WICB pays tribute to Grayson Shillingford
ST. JOHN'S, Antigua -- The West Indies Cricket Board (WICB) has paid tribute to former Dominica, Windward Islands, Combined Islands and West Indies fast bowler Grayson Shillingford, who died on Wednesday. He was 65 years old.
Speaking early Thursday, Dr Julian Hunte, President of the WICB, hailed Shillingford as a pioneer, an outstanding servant of the game, and true ambassador for his country and the region. Dr Hunte added that he was a hero to many people in his native Dominica and throughout the Windwards. He was the first Dominican to play Test cricket.
“The WICB would like to send condolences to the family and friends of Mr Shillingford and the people of Dominica at this time. He was one of those cricketers who had a passion for the game and served his country, the sub-region and the entire Caribbean proudly. He gave his all on the field and was respected and admired. He was totally dedicated and committed and gave a whole-hearted effort every time he took the field,” said Dr Hunte.

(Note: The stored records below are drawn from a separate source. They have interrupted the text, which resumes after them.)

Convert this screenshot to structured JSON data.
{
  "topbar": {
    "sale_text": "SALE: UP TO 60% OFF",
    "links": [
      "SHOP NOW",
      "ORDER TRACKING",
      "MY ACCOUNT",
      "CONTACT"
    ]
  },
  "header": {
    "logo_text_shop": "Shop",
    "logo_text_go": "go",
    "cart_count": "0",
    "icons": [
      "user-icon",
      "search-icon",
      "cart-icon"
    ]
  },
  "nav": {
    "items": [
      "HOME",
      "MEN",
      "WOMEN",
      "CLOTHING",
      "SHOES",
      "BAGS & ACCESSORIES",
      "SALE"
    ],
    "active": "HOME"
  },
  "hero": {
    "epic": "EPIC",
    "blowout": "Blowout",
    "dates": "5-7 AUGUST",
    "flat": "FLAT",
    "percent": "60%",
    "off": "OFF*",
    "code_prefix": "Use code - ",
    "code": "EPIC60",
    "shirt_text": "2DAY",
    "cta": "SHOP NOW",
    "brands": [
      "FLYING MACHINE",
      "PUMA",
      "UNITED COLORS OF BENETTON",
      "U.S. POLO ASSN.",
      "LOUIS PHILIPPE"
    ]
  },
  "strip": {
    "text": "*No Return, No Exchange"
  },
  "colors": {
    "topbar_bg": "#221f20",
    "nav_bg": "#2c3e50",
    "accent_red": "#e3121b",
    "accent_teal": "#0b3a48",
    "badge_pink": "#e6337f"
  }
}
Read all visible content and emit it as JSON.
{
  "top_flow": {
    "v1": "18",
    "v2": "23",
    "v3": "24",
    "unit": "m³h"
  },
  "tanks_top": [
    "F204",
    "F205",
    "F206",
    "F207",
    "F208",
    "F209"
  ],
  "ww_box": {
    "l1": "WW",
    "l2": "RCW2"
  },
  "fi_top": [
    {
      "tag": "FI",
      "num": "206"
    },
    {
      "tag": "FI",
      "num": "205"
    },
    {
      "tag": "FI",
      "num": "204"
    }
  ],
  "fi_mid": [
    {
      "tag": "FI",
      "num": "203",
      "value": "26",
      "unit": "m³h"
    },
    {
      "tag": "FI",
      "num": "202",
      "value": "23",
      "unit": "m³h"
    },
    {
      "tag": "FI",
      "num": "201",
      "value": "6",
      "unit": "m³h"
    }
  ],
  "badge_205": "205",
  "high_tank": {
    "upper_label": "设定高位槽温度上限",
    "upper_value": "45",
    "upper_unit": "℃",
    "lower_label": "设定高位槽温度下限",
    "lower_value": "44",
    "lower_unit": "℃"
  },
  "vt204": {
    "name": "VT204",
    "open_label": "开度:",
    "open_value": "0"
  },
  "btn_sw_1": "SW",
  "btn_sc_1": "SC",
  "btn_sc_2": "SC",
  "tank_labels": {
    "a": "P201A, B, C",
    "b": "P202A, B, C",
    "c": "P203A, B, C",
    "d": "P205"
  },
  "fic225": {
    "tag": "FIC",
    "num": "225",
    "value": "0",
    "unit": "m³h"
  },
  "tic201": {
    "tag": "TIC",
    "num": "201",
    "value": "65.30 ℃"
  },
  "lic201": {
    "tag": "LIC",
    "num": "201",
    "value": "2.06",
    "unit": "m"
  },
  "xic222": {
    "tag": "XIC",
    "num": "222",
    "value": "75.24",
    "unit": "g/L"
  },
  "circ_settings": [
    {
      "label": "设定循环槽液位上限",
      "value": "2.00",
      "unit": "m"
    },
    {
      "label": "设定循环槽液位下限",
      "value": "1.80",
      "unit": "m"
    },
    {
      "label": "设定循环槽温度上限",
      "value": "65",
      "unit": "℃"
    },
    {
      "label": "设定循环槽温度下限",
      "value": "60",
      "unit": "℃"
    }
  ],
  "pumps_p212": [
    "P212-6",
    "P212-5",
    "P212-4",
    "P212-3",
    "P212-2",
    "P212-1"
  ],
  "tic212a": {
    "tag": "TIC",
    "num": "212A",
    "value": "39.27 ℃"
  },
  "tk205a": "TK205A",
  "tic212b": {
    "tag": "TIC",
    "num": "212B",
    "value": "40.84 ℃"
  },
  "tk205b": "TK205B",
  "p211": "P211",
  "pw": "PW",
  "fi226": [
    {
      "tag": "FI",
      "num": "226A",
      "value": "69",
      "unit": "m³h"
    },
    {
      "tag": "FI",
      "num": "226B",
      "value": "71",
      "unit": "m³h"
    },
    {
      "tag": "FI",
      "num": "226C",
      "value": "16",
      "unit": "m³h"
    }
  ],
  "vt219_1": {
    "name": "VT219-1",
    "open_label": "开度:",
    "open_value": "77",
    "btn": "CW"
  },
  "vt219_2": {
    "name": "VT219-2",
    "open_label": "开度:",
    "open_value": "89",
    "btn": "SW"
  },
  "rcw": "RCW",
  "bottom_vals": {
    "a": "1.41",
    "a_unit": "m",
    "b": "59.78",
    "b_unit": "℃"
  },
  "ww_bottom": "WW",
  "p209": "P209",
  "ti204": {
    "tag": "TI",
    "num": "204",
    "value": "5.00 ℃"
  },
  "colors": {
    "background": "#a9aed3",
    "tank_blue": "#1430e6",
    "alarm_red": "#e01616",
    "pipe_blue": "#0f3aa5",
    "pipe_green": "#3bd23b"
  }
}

“Off the field, he made an excellent contribution to the development of the game and helped to chart the framework for the advancement of the game in his homeland as well as the Windward Islands. He was a hero for many young men who grew up in Dominica and were fortunate enough, like he was, to play at a higher level.”
Dr Hunte added: “As a pioneer he showed what could be achieved. He worked hard to make the grade and was then able to assist in the development of others, who eventually went on to play at the highest level and then, also contributed to the development of others. This is the true measure of his tremendous contribution to the game. He was an outstanding servant of the game, and a true ambassador for his country and the region. The great game of cricket has lost one of its finest sons, but we hope that Mr Shillingford’s shining example would be used by others to take the game forward.”
In his playing days, Shillingford was an accurate right-arm seam bowler who played seven Test matches between 1969 and 1972. Overall he took 15 wickets at an average of 35.8 per wicket.
He made his Test debut at Lord’s in a team which included Sir Garfield Sobers, Lance Gibbs, Basil Butcher and Clive Lloyd. He took four wickets in that match, and overall his best figures in an innings were 3-63 off 26.5 overs against New Zealand at Sabina Park in Kingston, Jamaica in February 1972.
In all first-class cricket he played 81 matches, taking 217 wickets at an average of 26.5 per wicket, with best figures of 6-49 for Combined Islands against Trinidad and Tobago in St Kitts.